Es un paraje agreste y monótono,
infinito, azotado por un viento oceánico de rachas salvajes que castiga árboles
y matorrales y los doblan hasta hacerlos crujir, un frío afilado que seca la
boca y quiebra los huesos. Tras aquella extensión, la muerte. El borde de un
inmenso acantilado, un balcón a lo inhabitable, a las distancias incalculables
que convertían cualquir enormidad en un vestigio. Allá abajo toda la materia era uniforme y poderosa, el aire y el agua, jugueteando a subir y bajar con una agitación que el hombre allí en medio sentiría escalofrío de soledad. Justo debajo, kilómetros de
caída en picado a través de aristas cortantes hasta un mar enrabietado con olas
brutales que desgajan las paredes a mordiscos como una criatura que ataca para
después morir, despidiendo un olor que
emerge de las profundidades con emanaciones de algas y ostras. Es el imperio de
la sal fresca y oscura, donde se pierde el espacio. Es el lugar donde jamás
querrías estar. Es inhóspito, hostil, desconocido, latigará tu alma y corromperá
tu cuerpo hasta que no quede de ti más que una lágrima.
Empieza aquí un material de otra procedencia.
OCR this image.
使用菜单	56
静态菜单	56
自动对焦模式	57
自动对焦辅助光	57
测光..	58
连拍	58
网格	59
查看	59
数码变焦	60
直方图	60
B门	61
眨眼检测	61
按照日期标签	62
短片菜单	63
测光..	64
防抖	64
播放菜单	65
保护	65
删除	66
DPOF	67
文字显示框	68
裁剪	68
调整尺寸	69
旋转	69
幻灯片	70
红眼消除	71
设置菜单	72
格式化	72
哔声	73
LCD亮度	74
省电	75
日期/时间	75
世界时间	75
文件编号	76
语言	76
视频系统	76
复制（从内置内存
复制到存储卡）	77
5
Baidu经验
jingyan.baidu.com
Estos pensamientos mismos me
elevan y me llevan hasta el borde mismo del acantilado. El corazón me empieza a
latir más deprisa. Estoy muy asustado. No quiero morir. Por qué, de repente, me
veo en el mismo bore del abismo, cuando en realidad lo que quiero es salir de
aquí? Alzo la mirada. Un rojo intenso y violento en el cielo se asoma entre las
nubes negras, densas y cargadas que atraviesan como enormes cetáceos la bóveda
del océano. No es el sol. Es un volcán gigantesco. Surge en alta mar, como un
titán enfurecido. Entre un círculo de espuma empieza a derramar su vómito
incadescente. Una ola se dirige hacia aquí."